The side of a hull is interesting on so many levels. As an abstraction, photographed somewhat out of context, it becomes mysterious but engaging. I love its palette. And it's pure utility, ugly. It is also a record of events in every blemish, every pock. And there are many. It is a story of constancy, geography, erosion, branding, man-hours, torsional stress, and a perfect record of it all.
Church. That's what these magnificent places in our state are for me. I am humbled by the size, by the oddity, and by the great age of these land features only hours away. It is a privilege to behold them. I am happiest in these cathedrals. They compel me to do them justice. Humility can't even describe the state of wonder I feel in and amongst these formations.
My favorite example of a synecdoche is "the 'suits' walked into the room".
A photograph is a thing. Just like Magritte's painting of a pipe is a thing but not a pipe. But these photographs are paintings and not photographs. They are records. They are not ships nor painted over weathered graffiti. I often see this way-- one or two steps out from the thing that it is. I need this in my life for some reason.
I breathe deeper when a viewfinder is pressed to my eye. As I'm depressing the shutter, I'm holding it, but the whole process and approach to that moment, respiarations are slow, even and deep. Walking and looking with intention is very much an act of meditation-- a very healthful practice.
I was in St. John's the other week on a walkabout that would end encircling the St. John's Bridge, and this fellow was having his lunch. I said, "May I?", and he said, "Of course." The cat didn't give his permission.
These are my Mother's hands in death. A week in hospice was like an upper level college course on death and dying. But it was a week of pain and tears, laughter and insight in that very caring place. I was truly conflicted about recording something that would not deny the truth about death but be respectful of Mom. When I looked at her hands, I thought of her life in an instant-- that time when I was was five and we hit a puppy and had to find the owner. The time when I wanted to run around outside, and chase my neighbor Tony with a squirt gun-- but she said "No! Take a nap!".
I was with her when she passed. It was an incredible privilege.

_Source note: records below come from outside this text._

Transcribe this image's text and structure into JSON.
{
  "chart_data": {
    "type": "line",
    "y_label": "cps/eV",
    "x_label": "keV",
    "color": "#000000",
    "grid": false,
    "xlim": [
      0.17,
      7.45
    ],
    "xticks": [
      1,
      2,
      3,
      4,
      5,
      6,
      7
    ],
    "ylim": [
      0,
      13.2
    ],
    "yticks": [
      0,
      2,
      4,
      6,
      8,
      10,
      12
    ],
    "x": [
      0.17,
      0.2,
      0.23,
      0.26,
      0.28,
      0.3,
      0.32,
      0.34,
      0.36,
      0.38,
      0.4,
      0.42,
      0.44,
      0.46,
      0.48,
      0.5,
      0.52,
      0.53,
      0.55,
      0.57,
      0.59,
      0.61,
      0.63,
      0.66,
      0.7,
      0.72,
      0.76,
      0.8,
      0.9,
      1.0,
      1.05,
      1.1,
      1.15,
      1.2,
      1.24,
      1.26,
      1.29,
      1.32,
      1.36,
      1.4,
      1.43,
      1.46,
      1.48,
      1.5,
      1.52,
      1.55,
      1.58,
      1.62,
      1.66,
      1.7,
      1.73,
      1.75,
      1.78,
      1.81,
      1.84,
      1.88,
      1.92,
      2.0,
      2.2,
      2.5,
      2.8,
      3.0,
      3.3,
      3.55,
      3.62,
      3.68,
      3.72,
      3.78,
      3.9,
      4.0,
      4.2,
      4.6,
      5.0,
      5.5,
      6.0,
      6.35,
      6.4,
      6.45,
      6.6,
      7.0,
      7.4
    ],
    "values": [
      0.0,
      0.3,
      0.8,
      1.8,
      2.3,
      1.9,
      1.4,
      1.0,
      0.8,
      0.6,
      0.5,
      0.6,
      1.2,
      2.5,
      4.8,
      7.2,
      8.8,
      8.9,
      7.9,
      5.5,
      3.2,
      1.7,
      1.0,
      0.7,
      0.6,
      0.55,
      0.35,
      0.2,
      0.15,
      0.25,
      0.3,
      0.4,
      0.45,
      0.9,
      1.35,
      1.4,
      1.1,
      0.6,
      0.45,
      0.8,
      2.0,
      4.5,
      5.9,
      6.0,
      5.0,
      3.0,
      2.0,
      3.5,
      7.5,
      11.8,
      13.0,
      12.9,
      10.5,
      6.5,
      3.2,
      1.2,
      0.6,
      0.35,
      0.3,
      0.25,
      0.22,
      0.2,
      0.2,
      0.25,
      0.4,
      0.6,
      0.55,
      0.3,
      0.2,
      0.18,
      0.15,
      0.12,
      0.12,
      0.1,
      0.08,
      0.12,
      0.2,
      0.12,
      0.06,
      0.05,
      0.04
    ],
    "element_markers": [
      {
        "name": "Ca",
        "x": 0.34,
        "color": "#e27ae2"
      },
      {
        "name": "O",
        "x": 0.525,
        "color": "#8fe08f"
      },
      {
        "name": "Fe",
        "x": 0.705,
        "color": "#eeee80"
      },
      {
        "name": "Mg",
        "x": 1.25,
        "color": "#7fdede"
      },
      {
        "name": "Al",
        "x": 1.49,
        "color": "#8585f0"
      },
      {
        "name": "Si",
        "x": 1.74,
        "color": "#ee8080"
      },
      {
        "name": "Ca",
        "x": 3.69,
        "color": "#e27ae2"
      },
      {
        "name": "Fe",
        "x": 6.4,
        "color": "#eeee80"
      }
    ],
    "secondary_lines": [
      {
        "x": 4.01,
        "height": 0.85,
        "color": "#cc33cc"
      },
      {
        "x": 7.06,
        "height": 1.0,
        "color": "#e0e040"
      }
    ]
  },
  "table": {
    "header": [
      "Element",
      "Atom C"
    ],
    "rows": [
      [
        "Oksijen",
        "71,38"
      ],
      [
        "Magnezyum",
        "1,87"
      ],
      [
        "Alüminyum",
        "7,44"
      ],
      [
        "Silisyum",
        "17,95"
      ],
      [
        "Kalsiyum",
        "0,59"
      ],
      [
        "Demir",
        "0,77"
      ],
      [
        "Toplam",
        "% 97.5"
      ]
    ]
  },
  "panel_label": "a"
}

Photography is crack. It is a drug that won't let you go. It brings out the worst and I love it. The worst are my biases and generalizations, my obsessiveness and lust for gear, my incessant need to share and get gratification from kudos. I love it because it makes me see these things and because I breathe when I do it and notice the tiniest things around me. I love it because it facilitates relation with others and transports anyone anywhere. In this case, the Painted Hills.
I am after them. The fading. The moribund. The aged. It is more imperative all the time. The faster life goes, the more motivated I become to hold onto these precious relics of that quieter, slower time. The stories of scars make them honorable scars.
The Peter French round barn in central Oregon is such a place. Inside, are star wars and bird dog fights.
Why are we so struck by the symmetrical (although this one isn't precisely symmetrical)? I guess reflections are fascinating for the same reason we like kaleidoscopes and myriad other distortions. I like it because suddenly our normal world takes on design references and makes the ordinary extraordinary. The Fremont Bridge here isn't ordinary as it is, but the shot begs to really get in there and explore around in it.
Surface and scale. These are elements I find attention grabbing. The subject matter here is entirely mysterious with no clues. That goes against my modus operandi because one cannot suss out what's up. But it drew me in and I like it.
These were enormous tanks for some kind of storage-- probably beer since a brewery is nearby. But it was such a gentle giant (there I go anthropomorphizing again), nestled into it's dark hollow. I found the surface so icy. It was an ice planet floating in space.